Courage

Courage 150 150 IEEE Pulse

“Fate loves the fearless.” That was the fortune inside my wife’s fortune cookie that had been brought to her after a satisfying Chinese meal. How appropriate was that fortune days after the terrorist attack in Paris, France, in November 2015 and a day before another terrorist attack on a Radisson Hotel in Bamako, Mali? There were serious reports of terrorist threats in Belgium, and suspicion was cast on refugees streaming into Europe from war-torn areas in the Middle East. Television news reports in the United States brought all these atrocities right into our own living rooms and made it seem that attacks thousands of miles away were right there in the sanctity of our own homes.
The same television news programs that endlessly showed videos of the attacks and counterattacks also showed responses of Parisians who vowed to resume normal life despite what had happened a day or two before. These people were demonstrating courage, real courage, to live their own lives and chose not to be dominated by the perversions of a few nefarious and misguided miscreants who caused such terror and sorrow in their beautiful city.
Courage is uncommon. It is not the determination to exact revenge or to react with a fear imposed by others, but the ability to persevere on your own despite external events. It is neither denial nor is it unawareness; courage is vigilant and prudent. It is quiet but attentive. Courage is not desperate. Courage does not banish fear, but instead controls it. Those with courage do not boast about their virtue, but courage only shows itself when action is required; courage is in standby mode most of the time.
Those Parisians who reopened their cafes and those who rewalked the streets where such terrible incidents had happened just days before, even as the uncertainly of further incidents loomed over them, showed true courage. Those who sang and lit vigil candles showed courage.
Contrast this with news reports of Americans rushing to buy firearms and debating closing borders to immigrants and refugees due to fear of possible terrorist attacks. Fear of the unknown is not unnatural, but the courage to face the unknown appears to be rare.

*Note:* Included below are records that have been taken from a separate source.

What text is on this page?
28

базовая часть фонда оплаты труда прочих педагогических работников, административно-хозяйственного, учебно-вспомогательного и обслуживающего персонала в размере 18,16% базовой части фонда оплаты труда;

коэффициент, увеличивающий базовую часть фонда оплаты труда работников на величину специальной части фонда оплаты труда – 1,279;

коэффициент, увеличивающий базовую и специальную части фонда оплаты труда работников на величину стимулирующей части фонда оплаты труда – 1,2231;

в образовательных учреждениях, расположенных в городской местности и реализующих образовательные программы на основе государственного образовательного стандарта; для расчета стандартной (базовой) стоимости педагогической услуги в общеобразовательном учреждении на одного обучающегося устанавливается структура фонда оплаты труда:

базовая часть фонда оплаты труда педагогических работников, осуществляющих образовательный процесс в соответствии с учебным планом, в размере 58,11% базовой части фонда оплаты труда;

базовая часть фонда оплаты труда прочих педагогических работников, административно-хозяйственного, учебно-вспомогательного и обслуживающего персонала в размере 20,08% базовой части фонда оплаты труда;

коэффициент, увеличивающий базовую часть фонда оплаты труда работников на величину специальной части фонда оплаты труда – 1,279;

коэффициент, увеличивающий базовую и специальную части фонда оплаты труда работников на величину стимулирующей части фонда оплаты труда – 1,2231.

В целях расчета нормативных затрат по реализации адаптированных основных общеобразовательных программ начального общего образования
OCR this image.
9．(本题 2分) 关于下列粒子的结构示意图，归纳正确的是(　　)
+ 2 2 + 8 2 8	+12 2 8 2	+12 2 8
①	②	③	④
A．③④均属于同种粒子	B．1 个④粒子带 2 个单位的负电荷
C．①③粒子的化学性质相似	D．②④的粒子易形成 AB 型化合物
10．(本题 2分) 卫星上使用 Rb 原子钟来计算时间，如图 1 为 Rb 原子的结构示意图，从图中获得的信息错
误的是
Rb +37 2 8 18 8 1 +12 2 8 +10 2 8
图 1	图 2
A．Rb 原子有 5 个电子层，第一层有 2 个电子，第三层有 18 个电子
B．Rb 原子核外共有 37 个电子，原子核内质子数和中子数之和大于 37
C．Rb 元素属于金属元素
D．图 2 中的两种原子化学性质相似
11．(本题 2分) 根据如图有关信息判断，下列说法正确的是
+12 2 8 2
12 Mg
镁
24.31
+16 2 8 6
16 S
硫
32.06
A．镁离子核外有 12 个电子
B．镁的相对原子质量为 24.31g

For those of us who had served in the military during the war, the threat of death was always with us. We could see that others had been struck down or killed in action. We knew that, instead of them, it could very well be us. Living with this threat could make us crazy, cowering in the corner of our own minds. The real demons were those in our heads, and we had to come to grips with them or lose our sanity. I, and others I have talked to, had to develop the attitude that when our time come to die, we would die; until then, we had to go on with our lives. We had to rise above our fears, not to eradicate them, but to acknowledge them and control them. I would call that courage.
The United States was settled by people of courage. They had the courage to leave family, friends, and familiar surroundings and travel, sometimes thousands of miles under trying conditions, to reach places where they could aspire to better lives. Today, the refugees from the Middle East and Africa are demonstrating the same courage.

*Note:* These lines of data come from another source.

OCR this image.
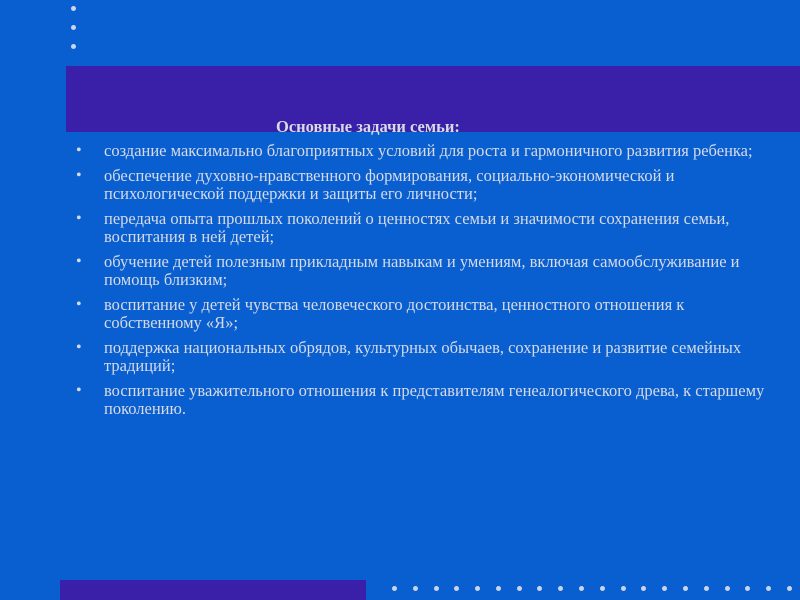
Основные задачи семьи:
• создание максимально благоприятных условий для роста и гармоничного развития ребенка;
• обеспечение духовно-нравственного формирования, социально-экономической и психологической поддержки и защиты его личности;
• передача опыта прошлых поколений о ценностях семьи и значимости сохранения семьи, воспитания в ней детей;
• обучение детей полезным прикладным навыкам и умениям, включая самообслуживание и помощь близким;
• воспитание у детей чувства человеческого достоинства, ценностного отношения к собственному «Я»;
• поддержка национальных обрядов, культурных обычаев, сохранение и развитие семейных традиций;
• воспитание уважительного отношения к представителям генеалогического древа, к старшему поколению.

Have we gotten so soft, so used to the familiar, that we have lost the strength to stand up to uncertainty and deal with it directly? Do we now have so much invested in the status quo that we cannot risk losing it to others more determined than are we? Are we now so indoctrinated with the idea of public safety and legal liability that we are an absolutely adverse to risk? Have we lost our sense of courage?
In the play Julius Caesar by William Shakespeare, Caesar says, “A coward dies a thousand times before his death, but the valiant taste of death but once.” As long as we live, threats and unpleasant episodes will be with us, and it is up to us how we react. We cannot afford to die a little every day of our lives. Courage shows itself not only in regard to terrorist attacks or military action, but also in our jobs, our families, our schools, our interpersonal relationships, and our daily activities. Life is full of contingencies that could paralyze our responses if we could not rise above the risks. Courage is thus necessary to progress; lack courage leads us to become spineless and unable to act. No wonder fate loves the fearless. Progress walks Indian file behind someone willing to stick his or her neck out, no matter the consequences. That takes courage.